Sehubungan dengan hal tersebut, Badan Pertanahan Nasional Republik Indonesia (BPN-RI) yang berdasarkan Peraturan Presiden No.10 tahun 2006  tentang BPN, ditugaskan untuk melaksanakan urusan pemerintahan di bidang pertanahan, antara lain melanjutkan penyelenggaraan percepatan pendaftaran tanah sesuai dengan amanat pasal 19 tersebut, terutama bagi masyarakat golongan ekonomi lemah sampai menengah melalui kegiatan Prona yang sudah dilaksanakan sejak tahun 1981.
Percepatan pedafataran tanah diselenggarakan hendaknya memperhatikan prinsip bahwa tanah secara nyata dapat meningkatkan kesejahteraan masyarakat, berperan secara jelas untuk terciptanya tatanan kehidupan bersama yang lebih berkeadilan, menjamin berkelanjutan kehidupan masyarakat, berbangsa dan bernegara untuk meminimalkan perkara, masalah, sengketa dan konflik pertanahan.
Selain itu, percepatan pendaftaran tanah juga merupakan pelaksanaan dari 11 agenda BPN-RI, khususnya untuk meningkatkan pelayanan pelaksanaan pendaftaran tanah secara menyeluruh, dan penguatan hak-hak rakyat atas tanah.

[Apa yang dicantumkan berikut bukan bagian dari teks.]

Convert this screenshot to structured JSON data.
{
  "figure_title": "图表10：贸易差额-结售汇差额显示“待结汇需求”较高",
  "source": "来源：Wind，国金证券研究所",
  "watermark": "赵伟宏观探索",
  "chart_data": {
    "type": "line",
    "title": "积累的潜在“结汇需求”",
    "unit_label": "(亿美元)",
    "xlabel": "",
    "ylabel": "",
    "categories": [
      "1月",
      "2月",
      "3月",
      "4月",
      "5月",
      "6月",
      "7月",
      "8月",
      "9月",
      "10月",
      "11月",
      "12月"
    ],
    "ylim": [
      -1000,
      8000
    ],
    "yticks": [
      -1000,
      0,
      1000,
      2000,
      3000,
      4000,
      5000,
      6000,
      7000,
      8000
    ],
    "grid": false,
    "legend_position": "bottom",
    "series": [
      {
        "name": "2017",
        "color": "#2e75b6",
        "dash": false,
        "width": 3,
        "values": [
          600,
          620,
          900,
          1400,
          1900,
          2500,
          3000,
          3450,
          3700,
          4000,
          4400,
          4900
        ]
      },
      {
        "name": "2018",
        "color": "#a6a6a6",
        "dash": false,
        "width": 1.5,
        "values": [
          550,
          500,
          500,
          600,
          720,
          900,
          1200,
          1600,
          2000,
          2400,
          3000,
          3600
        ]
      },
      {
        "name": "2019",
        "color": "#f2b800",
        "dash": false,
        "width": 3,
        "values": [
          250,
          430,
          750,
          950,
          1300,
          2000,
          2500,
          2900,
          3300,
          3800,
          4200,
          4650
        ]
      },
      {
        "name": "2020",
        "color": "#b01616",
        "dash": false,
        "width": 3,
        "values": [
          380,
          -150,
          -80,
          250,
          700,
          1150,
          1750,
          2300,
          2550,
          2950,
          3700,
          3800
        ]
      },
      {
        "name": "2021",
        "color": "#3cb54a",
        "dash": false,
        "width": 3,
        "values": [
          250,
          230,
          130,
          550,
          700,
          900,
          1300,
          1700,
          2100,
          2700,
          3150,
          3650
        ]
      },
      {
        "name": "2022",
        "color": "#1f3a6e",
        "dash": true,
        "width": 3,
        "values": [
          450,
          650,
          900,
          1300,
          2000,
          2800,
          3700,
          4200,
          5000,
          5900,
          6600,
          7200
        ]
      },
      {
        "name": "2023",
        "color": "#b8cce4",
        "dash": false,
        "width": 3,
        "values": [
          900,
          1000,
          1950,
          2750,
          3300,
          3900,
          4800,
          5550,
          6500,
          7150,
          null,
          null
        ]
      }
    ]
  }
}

Namun program nasional (Prona) sertifikat gratis tersebut yang dilaksanakan Badan Pertanahan Nasional (BPN) Kabupaten Kuningan, diduga jadi ajang pungutan liar (Pungli) yang dilakukan oleh oknum aparatur Desa Kaduagung Kecamatan Sindang Agung Kabupaten Kuningan Jawa Barat. Oknum aparat desa Kaduagung itu disebut-sebut minta biaya kepada warga yang mengurus sertifikat prona antara Rp300 ribu hingga Rp1 juta dengan dalih untuk biaya administrasi, seperti pembelian materai, blanko akta jual beli, dan foto copy. Dugaan aksi pungli ini melibatkan kepala desa (Kades) Kaduagung, Wi.
Aparat Desa Kaduagung diduga memungut dana untuk pengurusan sertifikat gratis dengan alasan untuk biaya administrasi seperti pembelian materai, blanko akta jual beli dan foto copy. Kata salah satu warga penerima Prona kepada Wartawan Patroli, belum lama ini.
Kepala Desa Kaduagung Wi ketika akan dikonfirmasi sedang tidak ada di tempat. “Ibu Kades dari pagi berangkat ke Pemda,” ujar salah seorang petugas.
Mengenai dugaan pungli tersebut, aktivis LSM Penjara, Iwan meminta aparat penegak hukum dapat menyikapi permasalahan tersebut secara serius. Jangan sampai ada kesan, aparat penegak hukum tutup mata terhadap adanya indikasi pungli kepada warga masyarakat. Untuk itu penegak hukum untuk segera merespon informasi yang berkembang, khususnya jika hal tersebut menyangkut dugaan pungli yang diduga dilakukan oleh Kepala Desa Kaduagung tanpa melihat besar kecilnya nilai penyalahgunaan pungli tersebut. Sekecil apapun nilainya, jika perbuatan tersebut menyangkut pungli, wajib untuk segera ditindak karena berpotensi korupsi. (Eman R)
Powered by Blogger.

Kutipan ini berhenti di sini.